Nieves eventually becomes pregnant and reaches out to Roy for help. He sets her up in a friend’s home in Los Angeles, California, and, having begun a romantic relationship with Violeta, informs her about the situation. Violeta stays with Nieves throughout her pregnancy, repairing her relationship with her daughter. Nieves dies in childbirth, and Violeta brings Nieves’s son, Camilo, back to the fictional Sacramento (in Latin America).
The political situation in Violeta’s country worsens. A Socialist president is democratically elected, but there is constant disagreement within the coalition parties, and propaganda and pushback from the right-wing parties backed by the United States. Juan Martin, who campaigned for the Socialist president, is ban-listed when a military coup topples the government. Violeta attempts to have him transported across national borders by smuggling him into Santa Clara from Sacramento and having Torito accompany him from there on foot. Weeks later, she learns that Torito, who hasn’t returned, was taken away by military officers, and she has no news of him or Juan Martin for years. She doesn’t believe Julián when he claims to have no information either.

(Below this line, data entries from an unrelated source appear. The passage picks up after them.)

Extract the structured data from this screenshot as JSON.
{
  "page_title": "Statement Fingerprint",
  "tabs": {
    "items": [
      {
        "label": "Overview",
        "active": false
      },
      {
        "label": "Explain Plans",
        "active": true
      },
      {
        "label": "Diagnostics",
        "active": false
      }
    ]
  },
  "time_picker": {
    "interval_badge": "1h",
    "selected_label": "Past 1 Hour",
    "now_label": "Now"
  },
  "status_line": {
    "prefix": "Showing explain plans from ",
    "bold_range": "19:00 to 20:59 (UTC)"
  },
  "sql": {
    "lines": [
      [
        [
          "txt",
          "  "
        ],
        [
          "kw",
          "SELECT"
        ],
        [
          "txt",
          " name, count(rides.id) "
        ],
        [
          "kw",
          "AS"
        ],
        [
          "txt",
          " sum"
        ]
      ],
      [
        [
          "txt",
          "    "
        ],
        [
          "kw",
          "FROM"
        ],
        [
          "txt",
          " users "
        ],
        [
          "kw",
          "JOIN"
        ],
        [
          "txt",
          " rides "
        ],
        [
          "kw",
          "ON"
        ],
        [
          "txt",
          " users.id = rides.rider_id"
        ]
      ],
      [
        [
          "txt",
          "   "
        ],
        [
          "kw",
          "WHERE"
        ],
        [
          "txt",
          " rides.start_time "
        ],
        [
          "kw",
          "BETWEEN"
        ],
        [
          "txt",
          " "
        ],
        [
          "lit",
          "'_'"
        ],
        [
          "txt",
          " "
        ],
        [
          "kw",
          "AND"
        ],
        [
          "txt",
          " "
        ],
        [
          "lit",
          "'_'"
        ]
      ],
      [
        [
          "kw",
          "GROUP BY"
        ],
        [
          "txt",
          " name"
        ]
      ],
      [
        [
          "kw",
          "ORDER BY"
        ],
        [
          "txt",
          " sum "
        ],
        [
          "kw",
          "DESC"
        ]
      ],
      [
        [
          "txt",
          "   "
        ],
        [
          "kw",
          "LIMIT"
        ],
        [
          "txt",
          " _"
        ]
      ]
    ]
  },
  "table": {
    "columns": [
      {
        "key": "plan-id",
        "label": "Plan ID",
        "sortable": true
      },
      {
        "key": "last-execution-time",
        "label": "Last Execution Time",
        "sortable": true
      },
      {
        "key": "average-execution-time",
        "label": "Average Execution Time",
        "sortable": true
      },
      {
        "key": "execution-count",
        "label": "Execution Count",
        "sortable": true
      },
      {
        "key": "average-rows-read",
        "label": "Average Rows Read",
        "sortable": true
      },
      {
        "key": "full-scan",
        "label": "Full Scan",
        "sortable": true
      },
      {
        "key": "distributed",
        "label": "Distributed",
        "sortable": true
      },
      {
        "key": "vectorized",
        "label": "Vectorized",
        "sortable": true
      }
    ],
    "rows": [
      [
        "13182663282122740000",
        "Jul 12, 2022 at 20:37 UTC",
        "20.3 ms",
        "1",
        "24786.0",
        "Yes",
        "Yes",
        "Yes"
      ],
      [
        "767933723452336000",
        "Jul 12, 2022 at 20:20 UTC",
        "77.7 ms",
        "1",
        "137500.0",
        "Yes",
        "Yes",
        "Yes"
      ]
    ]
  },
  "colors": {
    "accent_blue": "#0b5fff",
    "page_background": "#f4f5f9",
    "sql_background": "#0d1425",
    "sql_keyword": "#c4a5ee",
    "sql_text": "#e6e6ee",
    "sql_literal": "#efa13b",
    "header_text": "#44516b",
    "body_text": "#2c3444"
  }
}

Violeta eventually discovers that Juan Martin is working as a journalist in Argentina. He is forced to flee to Norway when a military coup arrives in Argentina but adapts well to life in his new home. Simultaneously, Violeta meets Harald Fiske, a Norwegian diplomat and birdwatching enthusiast who visits Violeta’s country every year for the latter. He brings her news of Juan Martin from Norway. Following a long struggle with a weakened heart and dementia, José Antonio passes away; Josephine, who battled cancer for a long time, follows him a year later.
The fourth part, titled “Rebirth,” recounts the last decades of Violeta’s life, from 1983 to 2020. When human bones are discovered in a sealed up cave near Nahuel, Violeta finally learns that Torito was among a group of tenant farmers shot dead by military officers. She also discovers that Julián knew about both Torito and Juan Martin; this, in addition to his continued secret work with Colonia Esperanza, leaves Violeta desiring revenge. With Zoraida’s help, Violeta sees Julián arrested for illegal work, including fraud and drug trafficking, in the United States. Following his time in prison, Julián moves to a ranch in Patagonia, Chile.
News of Torito’s death changes the course of Violeta’s life. She begins a new phase of activism and social work, getting involved with women’s groups and their work and starting a foundation in Nieves’s name dedicated to working for women’s issues. Roy passes away of cancer, but just a year later, Harald re-enters her life and eventually becomes her loving husband. As Camilo grows up, the once rebellious and mischievous boy decides to enter the seminary. Violeta continues her work well into her nineties with vigor and enthusiasm; when Harald, 13 years younger than her, passes away on her 95th birthday, however, she comes to terms with her mortality. A few years later, she falls, and her physical health deteriorates, but she is left with time and space to write her life story. The final chapter sees Violeta writing in the last days of her life, isolated at Santa Clara owing to the coronavirus pandemic and bedridden by a hemorrhage. As the book closes, Violeta sees her daughter, Nieves, come to greet her as she dies.